The Client is a global not-for-profit organization focused on helping young girls maximize their potential through STEM, life skills, and entrepreneurship. Their program memberships measure in the tens of millions and they are one of the most recognizable brands in the world.
With membership in the many tens of millions, their organization was challenged with managing so many unique identities. Over time, many iterations of the same member would flow in, sometimes with different addresses, typos, married names, etc. The challenge was how to narrow this enormous pool of members into unique member IDs. Obtaining these unique IDs would more accurately portray the membership participation and a large portion of downstream analytics.
Member data spanned entire lifetimes, as members would join as children and continue all the way up as alumni and volunteers in their late 80s. This breadth of membership meant that effective tracking of attributes needed extensive nuance, as to which algorithmic methods get attached to the identification of unique members.
With such massive member rolls, traditional solutions priced themselves with a very high barrier to entry. The organization needed a viable way of managing unique records without costing a small fortune. The organization had 8 primary sources of data which all had different touchpoints with their membership. Each touchpoint contained a version of the member records with varying levels of accuracy.

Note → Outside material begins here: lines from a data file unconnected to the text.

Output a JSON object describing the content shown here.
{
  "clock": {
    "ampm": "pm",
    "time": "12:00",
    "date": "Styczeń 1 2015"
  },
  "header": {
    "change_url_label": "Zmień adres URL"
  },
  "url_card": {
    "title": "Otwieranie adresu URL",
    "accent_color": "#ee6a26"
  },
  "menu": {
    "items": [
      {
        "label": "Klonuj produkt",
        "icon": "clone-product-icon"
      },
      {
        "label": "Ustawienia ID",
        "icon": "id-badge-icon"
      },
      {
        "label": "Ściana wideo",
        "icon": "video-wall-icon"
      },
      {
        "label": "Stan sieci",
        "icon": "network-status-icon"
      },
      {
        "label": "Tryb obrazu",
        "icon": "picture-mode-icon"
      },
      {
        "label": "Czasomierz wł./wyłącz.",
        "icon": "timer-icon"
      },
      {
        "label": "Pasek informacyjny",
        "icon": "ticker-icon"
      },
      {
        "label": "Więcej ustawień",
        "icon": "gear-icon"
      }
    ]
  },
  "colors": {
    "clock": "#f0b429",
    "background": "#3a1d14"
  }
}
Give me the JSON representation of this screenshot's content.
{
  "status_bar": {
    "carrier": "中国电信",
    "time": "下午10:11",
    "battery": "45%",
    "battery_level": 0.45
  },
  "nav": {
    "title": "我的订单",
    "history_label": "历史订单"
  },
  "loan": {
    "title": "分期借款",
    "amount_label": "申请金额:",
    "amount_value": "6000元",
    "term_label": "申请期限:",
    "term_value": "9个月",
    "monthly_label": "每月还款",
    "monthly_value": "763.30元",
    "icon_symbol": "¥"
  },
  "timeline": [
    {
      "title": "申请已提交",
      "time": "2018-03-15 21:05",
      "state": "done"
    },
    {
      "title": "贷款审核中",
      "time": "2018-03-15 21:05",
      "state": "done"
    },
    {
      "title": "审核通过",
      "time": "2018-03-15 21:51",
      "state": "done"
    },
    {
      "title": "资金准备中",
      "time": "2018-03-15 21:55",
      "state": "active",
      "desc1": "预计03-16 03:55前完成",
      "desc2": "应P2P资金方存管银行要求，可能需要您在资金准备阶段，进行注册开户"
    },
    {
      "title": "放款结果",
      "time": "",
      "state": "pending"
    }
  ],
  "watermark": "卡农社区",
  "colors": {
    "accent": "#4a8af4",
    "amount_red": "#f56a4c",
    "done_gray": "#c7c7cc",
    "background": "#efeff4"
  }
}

Additionally, some of these systems had their own APIs for acquisition.
Training machine learning models on identity resolution for a specific organization’s data required a much more efficient method of training. This is because the quantities of data, although voluminous, are still not enough to effectively train a neuro network from scratch.
String comparisons for Identity Resolution requires computation of
number of records * (number of records -1)/2
The challenge of doing this many comparisons is evident when you consider how many records an organization might have. So if an organization has 40 million records, we're talking about 800 trillion comparisons.

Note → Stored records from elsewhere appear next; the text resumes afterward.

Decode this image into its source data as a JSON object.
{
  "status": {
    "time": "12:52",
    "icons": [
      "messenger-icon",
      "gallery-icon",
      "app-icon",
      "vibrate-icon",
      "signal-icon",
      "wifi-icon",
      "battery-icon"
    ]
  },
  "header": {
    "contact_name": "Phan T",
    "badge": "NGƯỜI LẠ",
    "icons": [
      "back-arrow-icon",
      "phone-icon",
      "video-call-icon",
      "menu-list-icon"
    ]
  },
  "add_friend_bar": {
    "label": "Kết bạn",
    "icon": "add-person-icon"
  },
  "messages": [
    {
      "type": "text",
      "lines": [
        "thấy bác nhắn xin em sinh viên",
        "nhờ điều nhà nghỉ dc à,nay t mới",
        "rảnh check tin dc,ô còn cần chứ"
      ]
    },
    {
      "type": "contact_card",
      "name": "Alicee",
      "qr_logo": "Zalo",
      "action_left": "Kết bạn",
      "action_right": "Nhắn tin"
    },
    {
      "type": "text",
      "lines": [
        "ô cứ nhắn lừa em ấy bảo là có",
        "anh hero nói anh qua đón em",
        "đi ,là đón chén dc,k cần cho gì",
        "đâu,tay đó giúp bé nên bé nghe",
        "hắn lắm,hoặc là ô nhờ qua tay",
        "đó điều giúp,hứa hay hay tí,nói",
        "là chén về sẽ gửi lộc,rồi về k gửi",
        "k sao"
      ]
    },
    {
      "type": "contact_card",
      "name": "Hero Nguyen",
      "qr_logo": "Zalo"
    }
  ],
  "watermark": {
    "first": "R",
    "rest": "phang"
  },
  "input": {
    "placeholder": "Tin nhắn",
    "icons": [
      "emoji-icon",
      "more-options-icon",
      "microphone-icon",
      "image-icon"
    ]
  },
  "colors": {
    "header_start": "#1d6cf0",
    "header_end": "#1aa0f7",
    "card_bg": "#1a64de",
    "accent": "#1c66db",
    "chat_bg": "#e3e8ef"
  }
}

Intricity worked jointly with the client to append their existing Snowflake deployment with additional sources of data. This allowed all of the data to reside in an effective platform for scalable compute. This also effectively centralized the customer domain so it could be calculated for unique values.
To optimize the efficiency Intricity created a standardized cleansing step. This eliminated noise from the string comparisons which the Identity Management solution would be doing in later steps.
Intricity implemented its Identity Management powered by Snowflake. The solution is a supervised regression fit system which allowed the client team members to compare presented matches and indicate which records were not matches. The presentation of potential matches and the human "teaching" of what should be excluded, trains the Identity Management solution. The solution in turn automatically allocates 30 different string comparison algorithms (predicates) that produced the best match to the data set.
This allows for the nuance of appropriate string comparison algorithms to be applied. What is powerful about this method is that the training can occur on smaller data footprints vs the truly enormous data footprint and compute requirements found in Deep Learning.
Intricity created canopies and groups which enabled the nearly 800 trillion comparisons to be broken down into more logical sets. These represent segments that are likely to contain matches, like the same country. This breaks down the membership records into sets that are a lot more computable at scale without brute-forcing the comparisons from scratch.
The customer gained a Unique Members data set which they can flow all their new systems into for consolidation. The membership records can be used for custom mailers, segmentation, alumni donation tracking, onboarding applications, and many other internal activities related to their critical membership.